Carlos Bilongo, député (LFI) du Val-d’Oise
À gauche, on dénonce au contraire un discours de fermeté à finalité de politique intérieure, visant à satisfaire les électeurs de la droite dure. « Macron a compris que l’Algérie ne lâcherait pas, alors il va dans le sens du vent, il fait plaisir au RN et aux nostalgiques de l’Algérie française, commente Akli Mellouli, vice-président de la commission sénatoriale des affaires étrangères et membre du groupe écologiste. Il se ménage une majorité à l’approche d’un moment difficile avec le budget. »
« Emmanuel Macron a conscience que Retailleau sera candidat à la prochaine présidentielle et il ne veut pas le laisser avoir son calendrier médiatique. Il le place devant ses responsabilités » sur la question algérienne, estime pour sa part le député France insoumise du Val-d’Oise Carlos Bilongo.
« Il n’y a pas d’action concrète, que des actions médiatiques à finalité électorale », déplore l’élu francilien, qui en veut pour preuve la disproportion entre le déploiement médiatique mis en œuvre par le gouvernement pour obtenir la libération de Boualem Sansal et Christophe Gleizes, d’une part, et de l’autre la discrétion de l’exécutif sur le sort des Français Cécile Kohler et Jacques Paris, détenus depuis plus de trois ans en Iran.
« Qu’on se batte pour faire libérer nos ressortissants, c’est normal, mais la meilleure voie, c’est la diplomatie. À chaque fois qu’on essaie le rapport de force, on est perdants ».
Sabrina Sebahi, députée (EELV) des Hauts-de-Seine
L’écrivain Boualem Sansal a été condamné à cinq ans de prison ferme pour « atteinte à l’unité nationale » algérienne, une peine confirmée le 1er juillet en appel, pour avoir notamment mis en questions les frontières de l’Algérie avant la colonisation française. Journaliste sportif parti en Algérie faire un reportage sur une équipe de football kabyle, Christophe Gleizes a été condamné fin juin à sept ans de prison pour « apologie du terrorisme ».
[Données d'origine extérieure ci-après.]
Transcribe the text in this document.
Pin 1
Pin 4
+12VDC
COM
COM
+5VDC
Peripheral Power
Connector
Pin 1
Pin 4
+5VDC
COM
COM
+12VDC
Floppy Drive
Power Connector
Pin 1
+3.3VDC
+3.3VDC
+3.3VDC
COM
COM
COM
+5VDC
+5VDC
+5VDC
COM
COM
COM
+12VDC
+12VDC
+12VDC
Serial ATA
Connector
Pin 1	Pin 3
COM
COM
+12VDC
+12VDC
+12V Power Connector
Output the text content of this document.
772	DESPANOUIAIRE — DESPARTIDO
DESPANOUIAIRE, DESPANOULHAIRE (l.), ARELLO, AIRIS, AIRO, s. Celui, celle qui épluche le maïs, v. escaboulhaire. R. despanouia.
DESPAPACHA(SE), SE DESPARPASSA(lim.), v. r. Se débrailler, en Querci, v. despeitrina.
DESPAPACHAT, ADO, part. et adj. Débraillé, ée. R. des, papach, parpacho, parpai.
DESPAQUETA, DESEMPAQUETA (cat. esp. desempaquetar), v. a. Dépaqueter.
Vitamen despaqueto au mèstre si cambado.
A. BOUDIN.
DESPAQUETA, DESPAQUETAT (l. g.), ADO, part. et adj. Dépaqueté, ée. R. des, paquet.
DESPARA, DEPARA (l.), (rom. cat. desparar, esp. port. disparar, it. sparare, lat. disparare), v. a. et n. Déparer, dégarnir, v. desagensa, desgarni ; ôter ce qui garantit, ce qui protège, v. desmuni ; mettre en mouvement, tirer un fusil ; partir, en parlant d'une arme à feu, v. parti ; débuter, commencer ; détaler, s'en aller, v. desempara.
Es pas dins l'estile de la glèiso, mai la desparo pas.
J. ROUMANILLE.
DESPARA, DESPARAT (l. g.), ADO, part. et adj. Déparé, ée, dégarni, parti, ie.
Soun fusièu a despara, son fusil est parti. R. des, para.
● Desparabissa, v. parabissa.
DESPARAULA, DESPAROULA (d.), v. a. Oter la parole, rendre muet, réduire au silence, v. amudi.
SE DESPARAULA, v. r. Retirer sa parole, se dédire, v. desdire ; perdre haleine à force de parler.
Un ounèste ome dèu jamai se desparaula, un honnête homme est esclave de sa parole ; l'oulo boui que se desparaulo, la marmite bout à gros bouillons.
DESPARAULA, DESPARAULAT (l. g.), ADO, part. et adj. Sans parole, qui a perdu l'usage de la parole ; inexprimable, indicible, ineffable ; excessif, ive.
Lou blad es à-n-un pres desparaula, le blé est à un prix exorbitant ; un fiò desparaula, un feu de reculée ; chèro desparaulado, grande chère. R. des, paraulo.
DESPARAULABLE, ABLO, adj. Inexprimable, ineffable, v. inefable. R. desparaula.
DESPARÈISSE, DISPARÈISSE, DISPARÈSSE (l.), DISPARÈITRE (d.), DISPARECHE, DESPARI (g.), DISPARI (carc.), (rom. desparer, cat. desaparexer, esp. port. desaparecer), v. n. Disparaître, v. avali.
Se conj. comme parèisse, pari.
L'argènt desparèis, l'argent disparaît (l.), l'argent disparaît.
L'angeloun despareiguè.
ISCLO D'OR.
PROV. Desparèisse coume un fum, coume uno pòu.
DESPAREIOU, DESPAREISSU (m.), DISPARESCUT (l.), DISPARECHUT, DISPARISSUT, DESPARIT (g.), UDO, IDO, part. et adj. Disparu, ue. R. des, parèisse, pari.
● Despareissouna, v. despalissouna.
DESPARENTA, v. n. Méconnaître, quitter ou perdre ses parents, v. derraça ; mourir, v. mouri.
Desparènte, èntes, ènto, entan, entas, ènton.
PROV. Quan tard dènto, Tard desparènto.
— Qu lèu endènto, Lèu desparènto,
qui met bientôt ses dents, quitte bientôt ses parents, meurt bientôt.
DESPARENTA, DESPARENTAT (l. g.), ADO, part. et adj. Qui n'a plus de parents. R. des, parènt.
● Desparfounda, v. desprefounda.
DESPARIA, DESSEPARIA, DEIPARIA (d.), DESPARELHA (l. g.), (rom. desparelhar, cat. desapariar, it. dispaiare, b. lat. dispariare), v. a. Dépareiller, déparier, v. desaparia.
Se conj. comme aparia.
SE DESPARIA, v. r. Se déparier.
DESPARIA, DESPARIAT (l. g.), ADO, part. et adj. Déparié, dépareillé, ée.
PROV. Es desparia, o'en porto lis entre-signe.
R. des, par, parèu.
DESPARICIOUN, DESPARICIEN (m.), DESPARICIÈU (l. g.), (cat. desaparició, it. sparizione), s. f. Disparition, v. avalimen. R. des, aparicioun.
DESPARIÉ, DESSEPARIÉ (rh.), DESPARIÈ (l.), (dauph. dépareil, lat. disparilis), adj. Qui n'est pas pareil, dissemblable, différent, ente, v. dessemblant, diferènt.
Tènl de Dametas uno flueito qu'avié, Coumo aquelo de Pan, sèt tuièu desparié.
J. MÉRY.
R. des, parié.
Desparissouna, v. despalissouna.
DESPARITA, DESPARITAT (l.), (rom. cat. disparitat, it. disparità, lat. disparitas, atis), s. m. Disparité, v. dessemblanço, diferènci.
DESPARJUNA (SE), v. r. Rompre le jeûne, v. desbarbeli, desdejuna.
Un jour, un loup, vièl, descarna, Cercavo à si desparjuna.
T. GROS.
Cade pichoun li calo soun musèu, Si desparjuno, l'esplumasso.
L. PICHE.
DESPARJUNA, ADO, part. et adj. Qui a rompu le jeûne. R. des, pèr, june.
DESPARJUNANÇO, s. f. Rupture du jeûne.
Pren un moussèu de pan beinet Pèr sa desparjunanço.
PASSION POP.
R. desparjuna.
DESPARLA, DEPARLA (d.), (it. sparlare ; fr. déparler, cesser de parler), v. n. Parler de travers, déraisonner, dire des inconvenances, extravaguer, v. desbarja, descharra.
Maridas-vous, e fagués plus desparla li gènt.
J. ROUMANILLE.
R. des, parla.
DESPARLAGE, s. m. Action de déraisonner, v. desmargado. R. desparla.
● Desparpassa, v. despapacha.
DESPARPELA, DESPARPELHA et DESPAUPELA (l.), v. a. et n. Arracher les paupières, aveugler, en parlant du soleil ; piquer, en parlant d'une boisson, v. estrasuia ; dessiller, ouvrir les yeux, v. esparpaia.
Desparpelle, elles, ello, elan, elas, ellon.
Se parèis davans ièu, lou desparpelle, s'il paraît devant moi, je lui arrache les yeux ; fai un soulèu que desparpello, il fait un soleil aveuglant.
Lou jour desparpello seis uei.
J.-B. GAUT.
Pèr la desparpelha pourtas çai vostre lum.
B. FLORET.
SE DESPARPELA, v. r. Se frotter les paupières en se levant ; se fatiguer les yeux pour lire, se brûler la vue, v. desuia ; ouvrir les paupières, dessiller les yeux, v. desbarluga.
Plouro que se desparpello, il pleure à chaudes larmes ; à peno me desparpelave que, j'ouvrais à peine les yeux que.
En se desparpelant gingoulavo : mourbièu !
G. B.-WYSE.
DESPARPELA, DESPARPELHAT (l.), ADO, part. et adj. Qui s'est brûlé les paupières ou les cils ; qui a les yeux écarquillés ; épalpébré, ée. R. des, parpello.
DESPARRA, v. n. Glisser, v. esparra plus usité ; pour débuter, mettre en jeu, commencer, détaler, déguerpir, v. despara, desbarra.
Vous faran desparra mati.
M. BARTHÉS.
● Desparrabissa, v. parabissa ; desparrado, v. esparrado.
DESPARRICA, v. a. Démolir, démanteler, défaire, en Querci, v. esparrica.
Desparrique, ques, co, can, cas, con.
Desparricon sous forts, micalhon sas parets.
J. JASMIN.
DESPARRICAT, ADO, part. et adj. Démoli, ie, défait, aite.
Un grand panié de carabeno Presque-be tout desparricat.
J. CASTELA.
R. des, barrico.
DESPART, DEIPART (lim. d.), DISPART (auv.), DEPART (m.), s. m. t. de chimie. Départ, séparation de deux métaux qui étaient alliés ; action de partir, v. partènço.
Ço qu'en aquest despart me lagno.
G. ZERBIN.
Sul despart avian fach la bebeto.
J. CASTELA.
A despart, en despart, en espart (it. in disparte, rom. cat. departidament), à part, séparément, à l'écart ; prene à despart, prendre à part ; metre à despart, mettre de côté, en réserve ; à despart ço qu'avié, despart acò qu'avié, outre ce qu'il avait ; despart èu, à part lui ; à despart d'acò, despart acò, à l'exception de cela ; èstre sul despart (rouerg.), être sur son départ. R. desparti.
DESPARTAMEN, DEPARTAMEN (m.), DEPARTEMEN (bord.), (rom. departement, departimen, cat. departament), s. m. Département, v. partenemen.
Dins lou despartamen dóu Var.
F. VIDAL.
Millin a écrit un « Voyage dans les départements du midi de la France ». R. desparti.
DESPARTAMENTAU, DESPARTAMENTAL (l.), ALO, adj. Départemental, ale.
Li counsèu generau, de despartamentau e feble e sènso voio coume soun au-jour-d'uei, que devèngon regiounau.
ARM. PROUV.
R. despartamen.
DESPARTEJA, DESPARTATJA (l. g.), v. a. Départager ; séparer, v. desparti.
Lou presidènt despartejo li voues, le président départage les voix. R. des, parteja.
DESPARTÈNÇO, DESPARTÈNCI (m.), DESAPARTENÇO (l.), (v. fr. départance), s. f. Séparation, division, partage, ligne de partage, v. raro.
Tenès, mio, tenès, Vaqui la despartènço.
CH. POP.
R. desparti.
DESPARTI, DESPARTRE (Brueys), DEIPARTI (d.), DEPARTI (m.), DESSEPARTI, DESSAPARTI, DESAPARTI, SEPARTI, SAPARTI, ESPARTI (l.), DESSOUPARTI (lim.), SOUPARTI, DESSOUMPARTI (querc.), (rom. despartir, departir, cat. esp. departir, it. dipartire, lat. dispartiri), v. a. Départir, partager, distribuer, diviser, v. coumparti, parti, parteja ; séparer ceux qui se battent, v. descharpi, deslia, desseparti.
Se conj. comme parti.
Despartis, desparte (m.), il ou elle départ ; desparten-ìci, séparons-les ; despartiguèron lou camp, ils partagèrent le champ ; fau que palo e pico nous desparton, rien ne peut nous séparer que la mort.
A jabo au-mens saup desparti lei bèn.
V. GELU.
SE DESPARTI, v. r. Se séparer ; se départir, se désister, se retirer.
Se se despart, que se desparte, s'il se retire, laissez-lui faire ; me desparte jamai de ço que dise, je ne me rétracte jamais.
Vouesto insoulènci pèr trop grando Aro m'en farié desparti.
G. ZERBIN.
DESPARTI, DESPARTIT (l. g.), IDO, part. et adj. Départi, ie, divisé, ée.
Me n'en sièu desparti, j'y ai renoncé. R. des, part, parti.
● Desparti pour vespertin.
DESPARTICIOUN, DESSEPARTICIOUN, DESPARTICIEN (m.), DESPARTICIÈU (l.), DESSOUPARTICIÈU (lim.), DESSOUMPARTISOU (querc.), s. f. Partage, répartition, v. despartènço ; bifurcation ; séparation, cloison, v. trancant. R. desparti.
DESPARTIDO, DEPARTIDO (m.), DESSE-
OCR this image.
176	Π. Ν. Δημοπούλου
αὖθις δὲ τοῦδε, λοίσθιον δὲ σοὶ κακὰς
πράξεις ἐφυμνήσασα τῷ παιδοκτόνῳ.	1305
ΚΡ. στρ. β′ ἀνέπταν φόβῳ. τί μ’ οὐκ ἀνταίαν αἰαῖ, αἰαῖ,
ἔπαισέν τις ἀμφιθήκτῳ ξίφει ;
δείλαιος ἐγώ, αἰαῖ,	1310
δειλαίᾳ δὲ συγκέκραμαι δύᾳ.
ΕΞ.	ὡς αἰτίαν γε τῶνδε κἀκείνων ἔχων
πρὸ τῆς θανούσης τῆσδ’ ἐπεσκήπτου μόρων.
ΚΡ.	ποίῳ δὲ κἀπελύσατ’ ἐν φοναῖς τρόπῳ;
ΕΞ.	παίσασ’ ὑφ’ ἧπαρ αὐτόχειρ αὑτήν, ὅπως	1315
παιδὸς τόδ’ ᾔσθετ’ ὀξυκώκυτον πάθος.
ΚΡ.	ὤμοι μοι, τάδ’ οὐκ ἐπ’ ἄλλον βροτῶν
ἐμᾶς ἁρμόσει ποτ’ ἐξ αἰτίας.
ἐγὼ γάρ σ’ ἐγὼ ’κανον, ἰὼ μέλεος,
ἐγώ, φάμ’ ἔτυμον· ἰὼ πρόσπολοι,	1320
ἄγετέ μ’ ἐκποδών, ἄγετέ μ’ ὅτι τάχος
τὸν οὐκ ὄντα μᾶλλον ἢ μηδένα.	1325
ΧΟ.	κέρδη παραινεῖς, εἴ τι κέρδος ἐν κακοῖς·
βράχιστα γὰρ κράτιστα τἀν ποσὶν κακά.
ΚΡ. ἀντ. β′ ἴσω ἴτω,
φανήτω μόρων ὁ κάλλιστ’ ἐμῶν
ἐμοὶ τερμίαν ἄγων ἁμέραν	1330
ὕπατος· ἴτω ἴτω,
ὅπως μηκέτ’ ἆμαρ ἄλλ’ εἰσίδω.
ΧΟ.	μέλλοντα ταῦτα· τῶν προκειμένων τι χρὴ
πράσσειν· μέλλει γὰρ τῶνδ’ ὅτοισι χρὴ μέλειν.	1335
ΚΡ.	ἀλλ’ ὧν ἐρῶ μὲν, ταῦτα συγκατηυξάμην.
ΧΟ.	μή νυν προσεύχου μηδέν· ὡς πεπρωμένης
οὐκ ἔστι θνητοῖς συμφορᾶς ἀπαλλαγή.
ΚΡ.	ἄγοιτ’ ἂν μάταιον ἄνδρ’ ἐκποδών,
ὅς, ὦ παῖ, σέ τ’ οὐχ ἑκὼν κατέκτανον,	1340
Les relations entre Paris et Alger sont au plus bas depuis la reconnaissance par la France fin juillet 2024 d’un plan d’autonomie « sous souveraineté marocaine » pour le Sahara occidental, territoire que se disputent depuis cinquante ans le Maroc et les indépendantistes du Polisario, soutenus par Alger. La crise a été marquée par des expulsions de diplomates et fonctionnaires de part et d’autre et un gel de toutes les coopérations officielles.
Députée Europe Écologie-Les Verts (EELV) des Hauts-de-Seine et vice-présidente du groupe d’amitié France-Algérie, Sabrina Sebaihi, souligne l’inefficacité de la stratégie de tension appliquée par le gouvernement et désormais reprise à son compte par l’Élysée. « Qu’on se batte pour faire libérer nos ressortissants, c’est normal, mais la meilleure voie, c’est la diplomatie, affirme-t-elle. À chaque fois qu’on essaie le rapport de force, on est perdants. »
De retour d’une récente visite en Algérie, l’élue francilienne déplore l’impact de « considérations nationales » sur les intérêts économiques de la France, « pendant que l’Algérie multiplie les partenariats à l’étranger ». « Pendant ce temps, l’Italie vient de signer 40 contrats avec l’Algérie », note-t-elle, avant de conclure : « Je relaie l’inquiétude de nos ressortissants français en Algérie, de nos entreprises, qui regardent cette crise avec beaucoup d’inquiétude alors que tout fonctionnait bien. »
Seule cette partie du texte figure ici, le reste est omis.